In southern Norway, it rained worms in 2015. According to Norwegian news service, The Local, the most recent phenomenon was discovered by biology teacher Karstein Erstad while he was skiing in the mountains. He thought they might have crawled through the snow, but rejected this idea, as the snow was over half a metre thick across the mountains.
Another of its kind was also spotted in Scotland by a soccer team at Scotland’s Galashiels Academy. They were sent running indoors when they got pelted with earthworms from the sky in. There were no tornadoes reported in the area, though, and the origin of the wormy rain is still a mystery.
The children had just completed their warm-up when they began to hear “soft thudding” on the ground. The class then looked to the cloudless sky – and saw worms falling on to them.
Their shocked teacher David Crichton found even more of the garden grubs scattered up to 100yds from the site of the bizarre downpour at Galashiels Academy, Selkirkshire.

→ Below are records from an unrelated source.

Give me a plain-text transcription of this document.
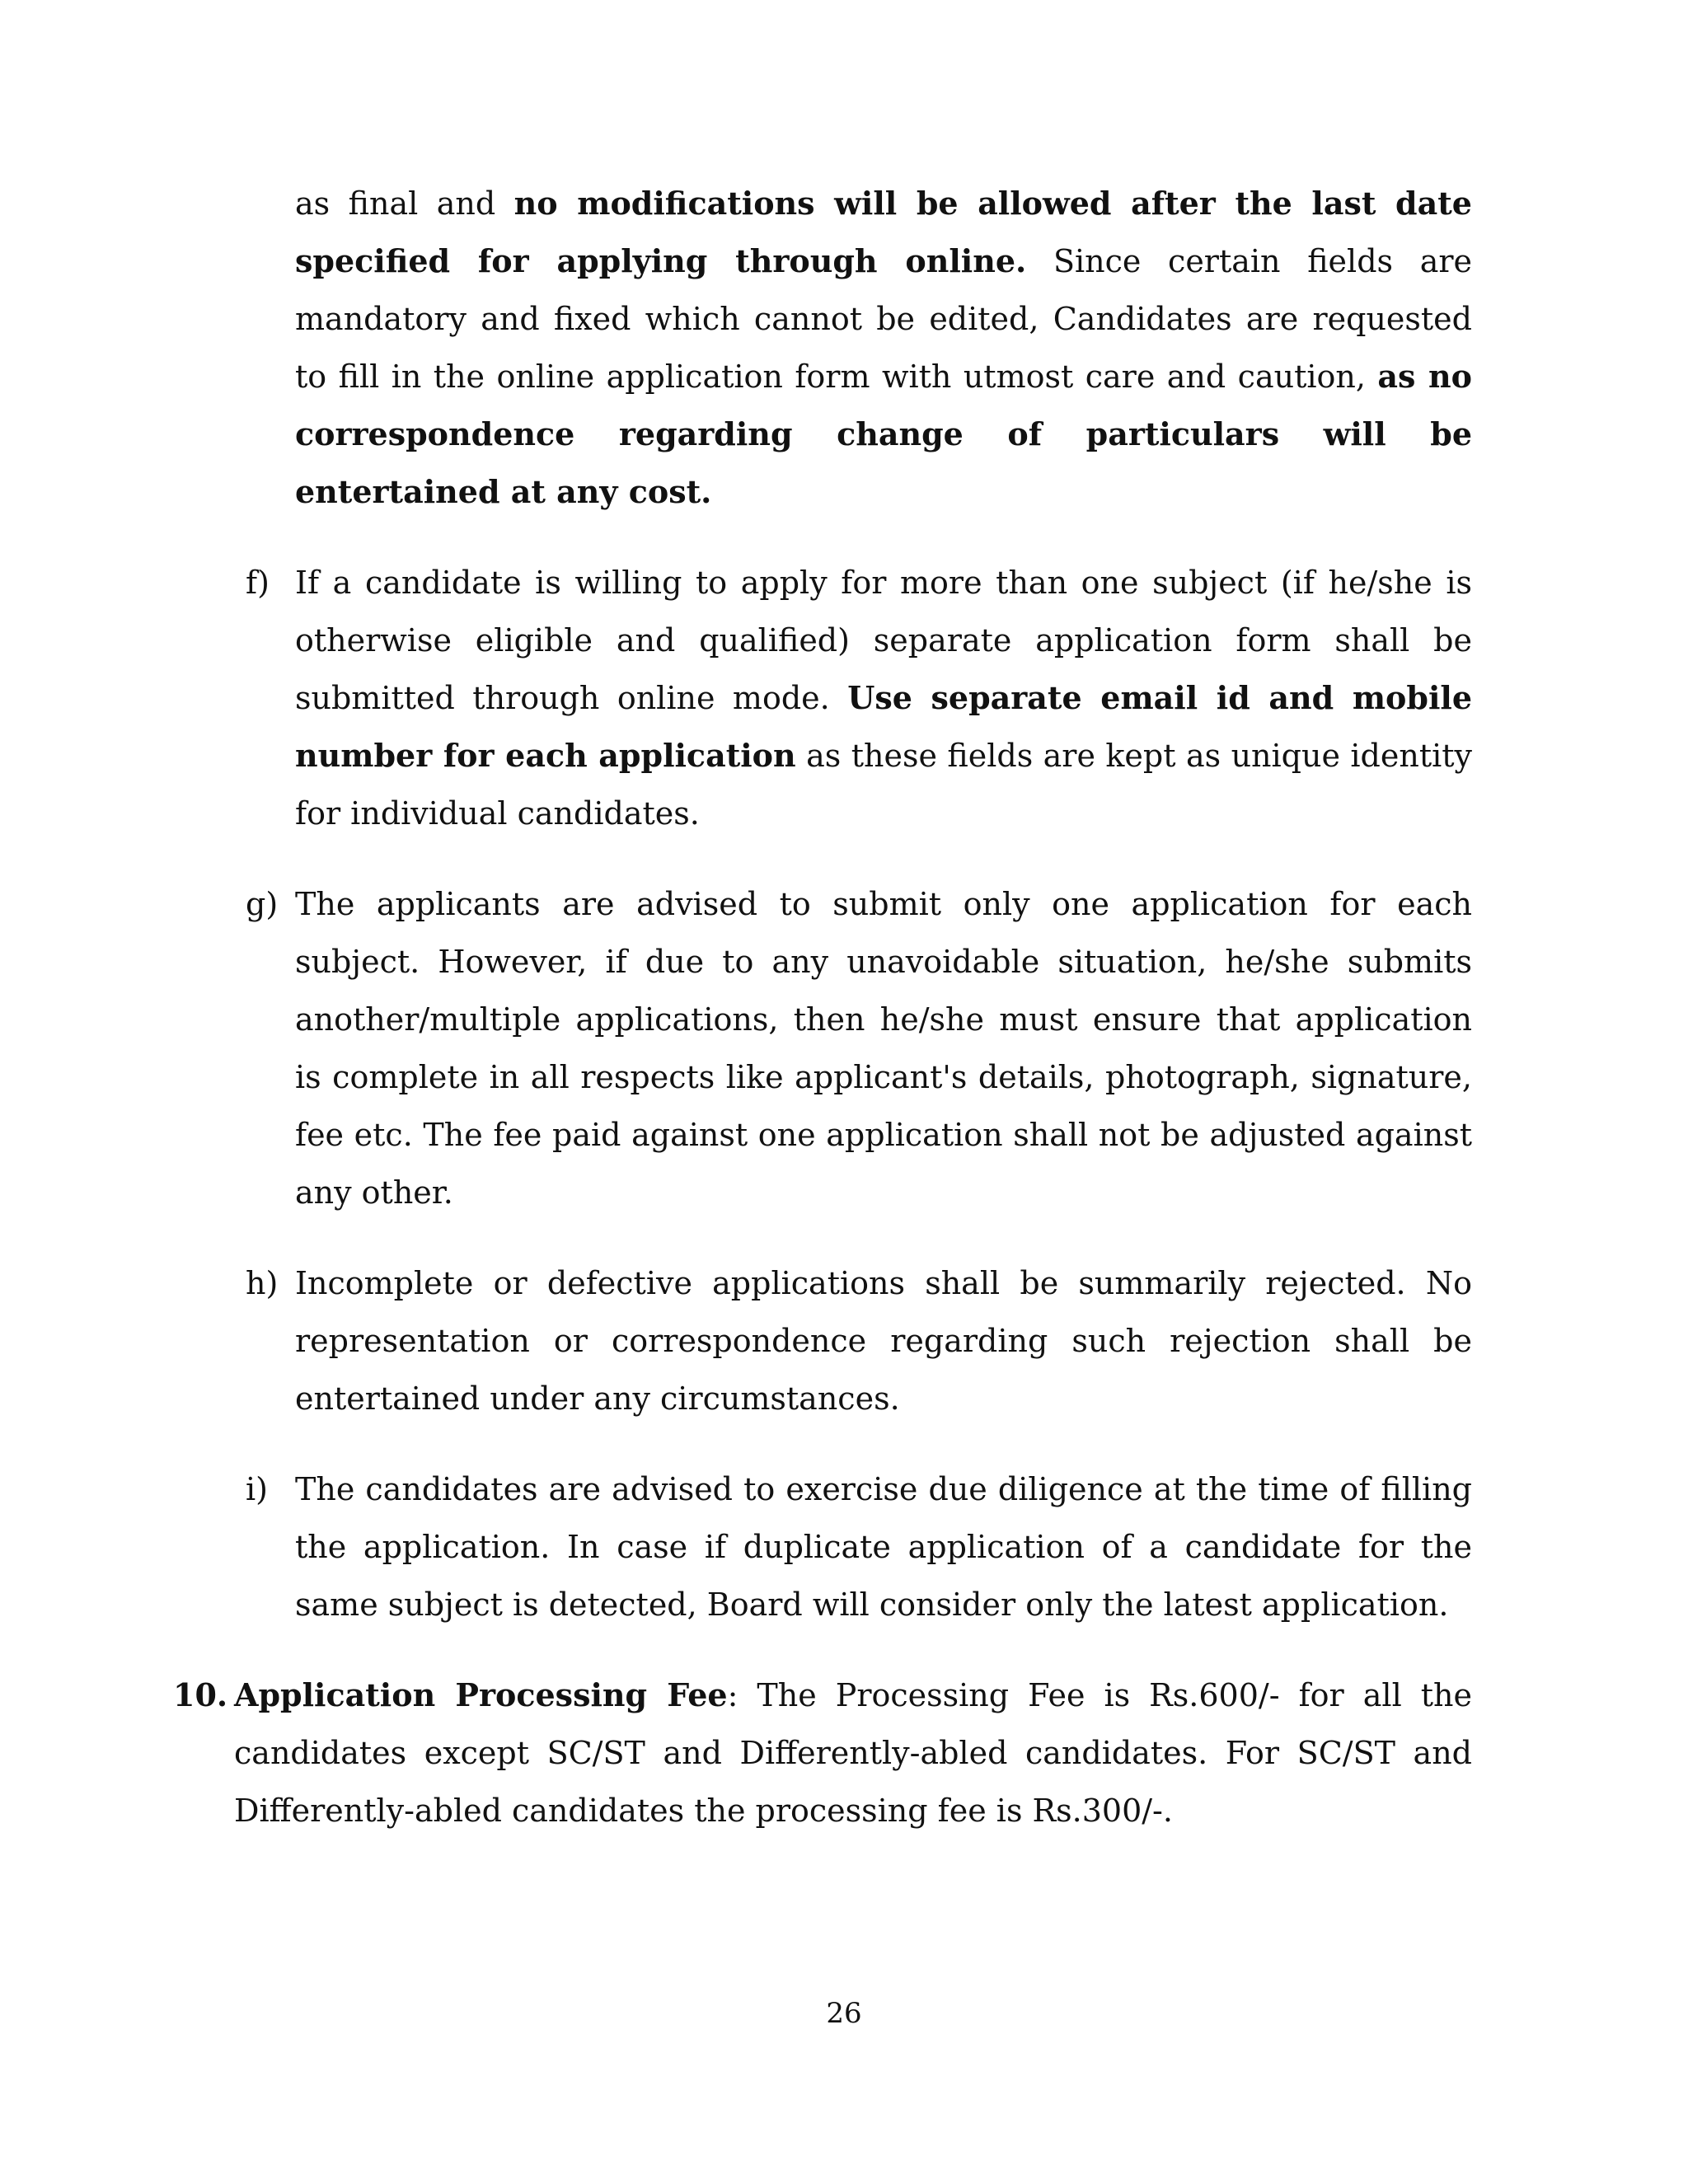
as final and no modifications will be allowed after the last date specified for applying through online. Since certain fields are mandatory and fixed which cannot be edited, Candidates are requested to fill in the online application form with utmost care and caution, as no correspondence regarding change of particulars will be entertained at any cost.
f) If a candidate is willing to apply for more than one subject (if he/she is otherwise eligible and qualified) separate application form shall be submitted through online mode. Use separate email id and mobile number for each application as these fields are kept as unique identity for individual candidates.
g) The applicants are advised to submit only one application for each subject. However, if due to any unavoidable situation, he/she submits another/multiple applications, then he/she must ensure that application is complete in all respects like applicant's details, photograph, signature, fee etc. The fee paid against one application shall not be adjusted against any other.
h) Incomplete or defective applications shall be summarily rejected. No representation or correspondence regarding such rejection shall be entertained under any circumstances.
i) The candidates are advised to exercise due diligence at the time of filling the application. In case if duplicate application of a candidate for the same subject is detected, Board will consider only the latest application.
10. Application Processing Fee: The Processing Fee is Rs.600/- for all the candidates except SC/ST and Differently-abled candidates. For SC/ST and Differently-abled candidates the processing fee is Rs.300/-.
26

Waterspouts may also be to blame for the straight-up-Biblical phenomenon of frog rain. On June 7, 2005, thousands of frogs rained on Odzaci, a small town in northwestern Serbia. Climatologist Slavisa Ignjatovic described the phenomenon as “not very unusual” because the strong winds that accompanied the storm could have easily picked up the frogs.
When it rained frogs in Kansas City in 1873, Scientific American concluded that it must have been caused by a tornado or other land-based storm, since there were no swamps or other bodies of water in the vicinity.
Similarly, when it hailed frogs in Dubuque, Iowa on June 16, 1882, scientists speculated that small frogs were picked up by a powerful updraft and frozen into hail in the cold air above earth’s surface.
Although no one has actually witnessed updraft lifting frogs off the ground, the theory is scientifically plausible since updrafts regularly pick up lightweight debris and carry it considerable distances.